Spectral Domain Optical Coherence Tomography Based Alterations in Macular Thickness and Inner Segment Ellipsoidare Associated with Severity of Diabetic Retinopathy
Sandeep Saxena1*, Khushboo Srivastav1 and LeventAkduman2
1Retina Service, Department of Ophthalmology King George's Medical University, India
2Vitreoretinal and uveitis service, Department of Ophthalmology, Eye institute, St. Louis University School of Medicine, USA
*Corresponding author: Prof. Sandeep Saxena (M.S., F.R.C.S.Ed), Department of Ophthalmology, King George's Medical University, Lucknow, 226003, India, Tel: +91-9415160528; E-mail: email@example.com
Int J Ophthalmol Clin Res, IJOCR-2-007, (Volume 2, Issue 1), Research Article; ISSN: 2378-346X
Received: September 21, 2014 | Accepted: January 11, 2015 | Published: January 14, 2015
Citation: Saxena S, Srivastav K, Akduman L (2015) Spectral Domain Optical Coherence Tomography Based Alterations in Macular Thickness and Inner Segment Ellipsoidare Associated with Severity of Diabetic Retinopathy. Int J Ophthalmol Clin Res 2:007. 10.23937/2378-346X/1410007
Copyright: ©2015 Saxena S, et al. This is an open-access article distributed under the terms of the Creative Commons Attribution License, which permits unrestricted use, distribution, and reproduction in any medium, provided the original author and source are credited.

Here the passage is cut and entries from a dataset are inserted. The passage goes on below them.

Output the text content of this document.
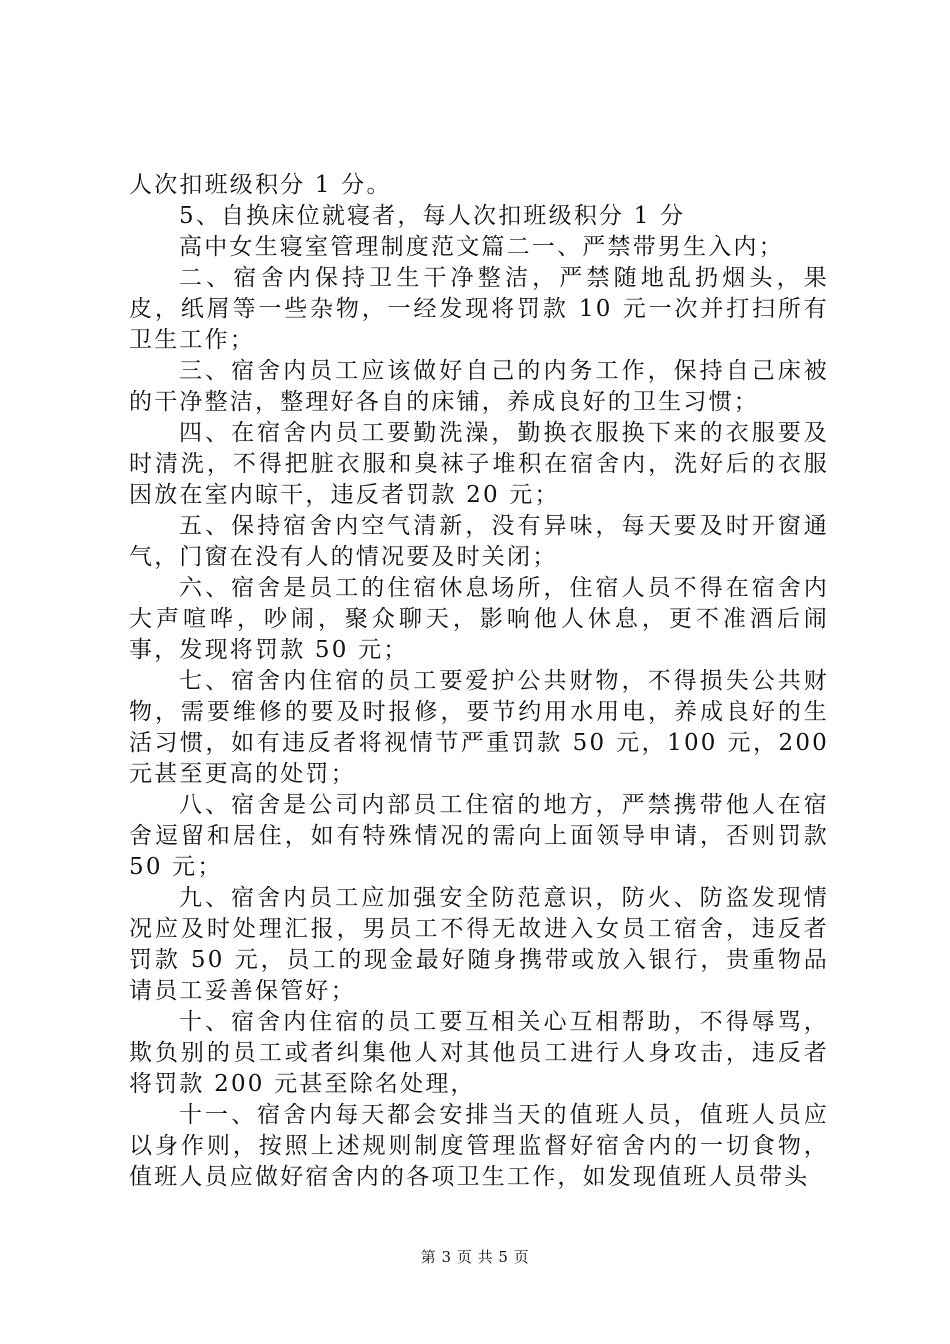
人次扣班级积分 1 分。

5、自换床位就寝者，每人次扣班级积分 1 分

高中女生寝室管理制度范文篇二一、严禁带男生入内；

二、宿舍内保持卫生干净整洁，严禁随地乱扔烟头，果皮，纸屑等一些杂物，一经发现将罚款 10 元一次并打扫所有卫生工作；

三、宿舍内员工应该做好自己的内务工作，保持自己床被的干净整洁，整理好各自的床铺，养成良好的卫生习惯；

四、在宿舍内员工要勤洗澡，勤换衣服换下来的衣服要及时清洗，不得把脏衣服和臭袜子堆积在宿舍内，洗好后的衣服因放在室内晾干，违反者罚款 20 元；

五、保持宿舍内空气清新，没有异味，每天要及时开窗通气，门窗在没有人的情况要及时关闭；

六、宿舍是员工的住宿休息场所，住宿人员不得在宿舍内大声喧哗，吵闹，聚众聊天，影响他人休息，更不准酒后闹事，发现将罚款 50 元；

七、宿舍内住宿的员工要爱护公共财物，不得损失公共财物，需要维修的要及时报修，要节约用水用电，养成良好的生活习惯，如有违反者将视情节严重罚款 50 元，100 元，200 元甚至更高的处罚；

八、宿舍是公司内部员工住宿的地方，严禁携带他人在宿舍逗留和居住，如有特殊情况的需向上面领导申请，否则罚款 50 元；

九、宿舍内员工应加强安全防范意识，防火、防盗发现情况应及时处理汇报，男员工不得无故进入女员工宿舍，违反者罚款 50 元，员工的现金最好随身携带或放入银行，贵重物品请员工妥善保管好；

十、宿舍内住宿的员工要互相关心互相帮助，不得辱骂，欺负别的员工或者纠集他人对其他员工进行人身攻击，违反者将罚款 200 元甚至除名处理，

十一、宿舍内每天都会安排当天的值班人员，值班人员应以身作则，按照上述规则制度管理监督好宿舍内的一切食物，值班人员应做好宿舍内的各项卫生工作，如发现值班人员带头

第 3 页 共 5 页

Objective: To study the association of spectral domain optical coherence tomography (SD-OCT) based alterations in macular thickness and inner segment-ellipsoid band (ISel) with severity of retinopathy in cases of type 2 diabetes mellitus.
Methods: Two hundred thirty eight consecutive cases and seventy nine healthy controls were included. Eyes of cases were divided into three groups according to ETDRS classification: diabetes without retinopathy (No DR) (n=79), non-proliferative diabetic retinopathy (NPDR) with macular edema (n=79), and proliferative diabetic retinopathy (PDR) with macular edema (n=80). Visual acuity was assessed using logMAR scale. Fasting and post prandial blood glucose and glycosylated hemoglobin were estimated as per standard protocol. All the study subjects were evaluated using SD-OCT using the macular cube 512×128 feature. Central subfield thickness ( μm), cube average thickness ( μm) and ISel disruption in foveal region were noted. The integrity of ISel was evaluated by two experienced observers masked to the status of diabetic retinopathy. Chi–square test, analysis of variance, unpaired t test and pearson correlation analysis were used to assess association between the study variables.

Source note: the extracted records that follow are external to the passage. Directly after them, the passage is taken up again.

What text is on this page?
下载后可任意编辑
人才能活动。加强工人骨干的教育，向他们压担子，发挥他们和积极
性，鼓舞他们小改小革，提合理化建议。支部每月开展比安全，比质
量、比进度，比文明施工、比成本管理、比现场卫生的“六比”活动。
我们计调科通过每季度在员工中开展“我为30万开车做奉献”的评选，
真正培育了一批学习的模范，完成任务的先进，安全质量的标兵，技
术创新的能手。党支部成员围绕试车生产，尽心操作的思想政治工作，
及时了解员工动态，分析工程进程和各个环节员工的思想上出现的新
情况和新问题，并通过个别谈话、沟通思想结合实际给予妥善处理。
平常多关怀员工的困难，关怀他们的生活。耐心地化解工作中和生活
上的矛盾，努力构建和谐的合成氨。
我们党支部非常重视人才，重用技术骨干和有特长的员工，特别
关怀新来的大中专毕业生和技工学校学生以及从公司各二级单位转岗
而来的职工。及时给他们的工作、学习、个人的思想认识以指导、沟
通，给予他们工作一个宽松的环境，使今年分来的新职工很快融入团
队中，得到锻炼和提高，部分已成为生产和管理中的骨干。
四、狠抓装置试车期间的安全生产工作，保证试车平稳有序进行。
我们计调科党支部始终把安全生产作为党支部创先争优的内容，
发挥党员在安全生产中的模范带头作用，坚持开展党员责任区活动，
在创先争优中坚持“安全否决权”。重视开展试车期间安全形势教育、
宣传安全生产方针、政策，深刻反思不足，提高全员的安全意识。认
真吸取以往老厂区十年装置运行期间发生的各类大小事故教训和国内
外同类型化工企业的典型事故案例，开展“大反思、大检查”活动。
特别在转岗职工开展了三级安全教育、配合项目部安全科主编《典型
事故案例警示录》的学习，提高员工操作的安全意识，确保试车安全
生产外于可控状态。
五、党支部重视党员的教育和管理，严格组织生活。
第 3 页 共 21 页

Results: Statistically significant decrease in visual acuity was found between the study groups (p< 0.0001). Significant negative correlation of visual acuity was found with HbA1c, central sub field thickness and ISel disruption (p< 0.001).Significant increase in central subfield thickness and cube average thickness were found between the study groups (p< 0.001). ISel disruption increased with increase in severity of diabetic retinopathy [(NPDR, n=55) versus (PDR, n=68)] (p< 0.001).Statistically significant difference in the mean central subfield thickness in the cases with intact and disrupted ISel was observed in NPDR and PDR groups respectively.
Conclusion: Diabetic macular edema as assessed by central subfield thickness, cube average thickness and ISel disruption, on SD-OCT, is associated with increased severity of diabetic retinopathy. For the first time, it has been demonstrated that with progression of retinopathy from non-proliferative to proliferative stage, increase in central subfield thickness is associated with ISel disruption.
Diabetic retinopathy, Spectral domain optical coherence tomography, Photoreceptor, Inner segment ellipsoid, Central subfield thickness, Cube average thickness
The prevalence of diabetes mellitus is attaining epidemic proportions worldwide [1,2]. It is estimated that 382 million people had diabetes mellitus in 2013. This number is expected to rise to 592 million by 2035 . Macular edema is the most common cause of visual loss in diabetic retinopathy . The Wisconsin Epidemiological Study of Diabetic Retinopathy reported a prevalence of diabetic macular edema, with duration of diabetes 20 years or more, as 29% in younger onset diabetics and 28% in older onset .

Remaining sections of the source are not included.